BERNAL: No I didn’t, you don’t believe me, but I tell you I’m just the middleman in this, and the other people put me in it. Now I’m going to lose everything because of them.
LOVATO: Well, why don’t you turn state’s evidence and help us out and we’ll help you in return.
BERNAL: What do you want me to do?
LOVATO: It’s not what I want you to do, it’s what you want to do. You know these people, how much they’re dealing, and when.
BERNAL: What do you want me to do, lie? I’m telling you, Craig, I was just the middleman, you think I’m a big dealer, I’m not. I did what they told me to and I’ll tell you this, as soon as this is over I’ll help you get them, but for now I want this over first.

(E.R. 129-30).

Upon cross-examination of another DEA agent (Lucido), Lucido was allowed to testify that Corsey said to him that the cocaine *1478 was already there at his home. This statement was admitted under Fed.R.Evid. 806 to impeach Corsey as an out-of-court declarant since Brucker had already said that Corsey told him that he did not then have the cocaine. On redirect, Lucido was allowed to testify over objection that Corsey stated on the same day that Bernal told him that Bernal would have an associate deliver a pound of cocaine to Corsey’s residence in a couple of hours. The district court admitted this statement under rule 806, on the theory that the prosecutor should be allowed to bolster the credibility of an out-of-court declarant whose credibility had been attacked by an extrajudicial statement.

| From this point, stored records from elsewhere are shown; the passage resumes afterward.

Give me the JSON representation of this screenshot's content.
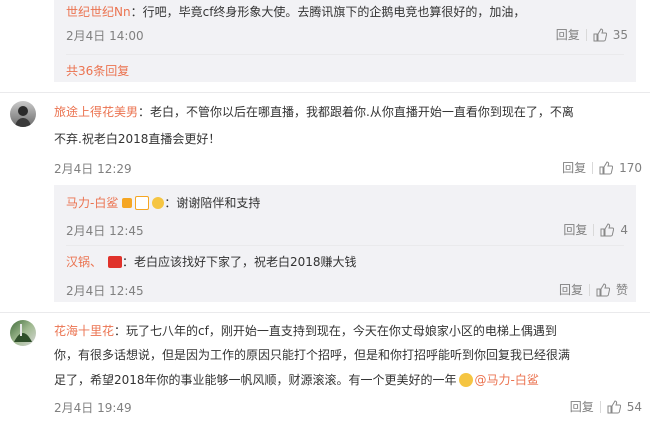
{
  "top_reply": {
    "user": "世纪世纪Nn",
    "text": "：行吧，毕竟cf终身形象大使。去腾讯旗下的企鹅电竞也算很好的，加油，",
    "time": "2月4日 14:00",
    "reply_label": "回复",
    "likes": "35",
    "total_link": "共36条回复"
  },
  "comment1": {
    "user": "旅途上得花美男",
    "text_line1": "：老白，不管你以后在哪直播，我都跟着你.从你直播开始一直看你到现在了，不离",
    "text_line2": "不弃.祝老白2018直播会更好！",
    "time": "2月4日 12:29",
    "reply_label": "回复",
    "likes": "170",
    "replies": [
      {
        "user": "马力-白鲨",
        "text": "：谢谢陪伴和支持",
        "time": "2月4日 12:45",
        "reply_label": "回复",
        "likes": "4"
      },
      {
        "user": "汉锅、",
        "text": "：老白应该找好下家了，祝老白2018赚大钱",
        "time": "2月4日 12:45",
        "reply_label": "回复",
        "likes": "赞"
      }
    ]
  },
  "comment2": {
    "user": "花海十里花",
    "text_line1": "：玩了七八年的cf，刚开始一直支持到现在，今天在你丈母娘家小区的电梯上偶遇到",
    "text_line2": "你，有很多话想说，但是因为工作的原因只能打个招呼，但是和你打招呼能听到你回复我已经很满",
    "text_line3": "足了，希望2018年你的事业能够一帆风顺，财源滚滚。有一个更美好的一年",
    "mention": "@马力-白鲨",
    "time": "2月4日 19:49",
    "reply_label": "回复",
    "likes": "54"
  },
  "colors": {
    "link": "#eb7350",
    "meta": "#808080",
    "panel": "#f2f2f5"
  }
}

At the close of the Government’s evidence, Bernal moved for a directed verdict of acquittal as to the firearm count. At that point, the Government’s case consisted of evidence that the gun, a .357 magnum, had been found either atop or under the seat in Corsey’s car at the time Bernal was arrested. Both parties stipulated that the gun was not registered with Las Vegas police.

II. DISCUSSION

A. The “Dope Office” Evidence

Bernal challenges the admission of narcotics distribution paraphernalia and a large amount of cash found in his home. The existence of such equipment has been held to be “more than only slightly” probative of intent and state of mind to enter upon a narcotics distribution scheme. United States v. Bermudez, 526 F.2d 89, 95-96 (2d Cir.1975), cert. denied, 425 U.S. 970, 96 S.Ct. 2166, 48 L.Ed.2d 793 (1976). The same has been said of large amounts of unexplained cash. United States v. Tramunti, 513 F.2d 1087, 1105 (2d Cir.), cert. denied, 423 U.S. 832, 96 S.Ct. 54, 46 L.Ed.2d 50 (1975); see United States v. Jabara, 618 F.2d 1319, 1329 (9th Cir.), cert. denied, 446 U.S. 987, 100 S.Ct. 2973, 64 L.Ed.2d 845, 449 U.S. 856, 101 S.Ct. 154, 66 L.Ed.2d 70 (1980). The evidence is thus relevant to both conspiracy and attempt.

Bernal argues that evidence of distribution paraphernalia reeking of marijuana is evidence of “prior bad acts” which is inadmissible under Fed.R.Evid. 404(b).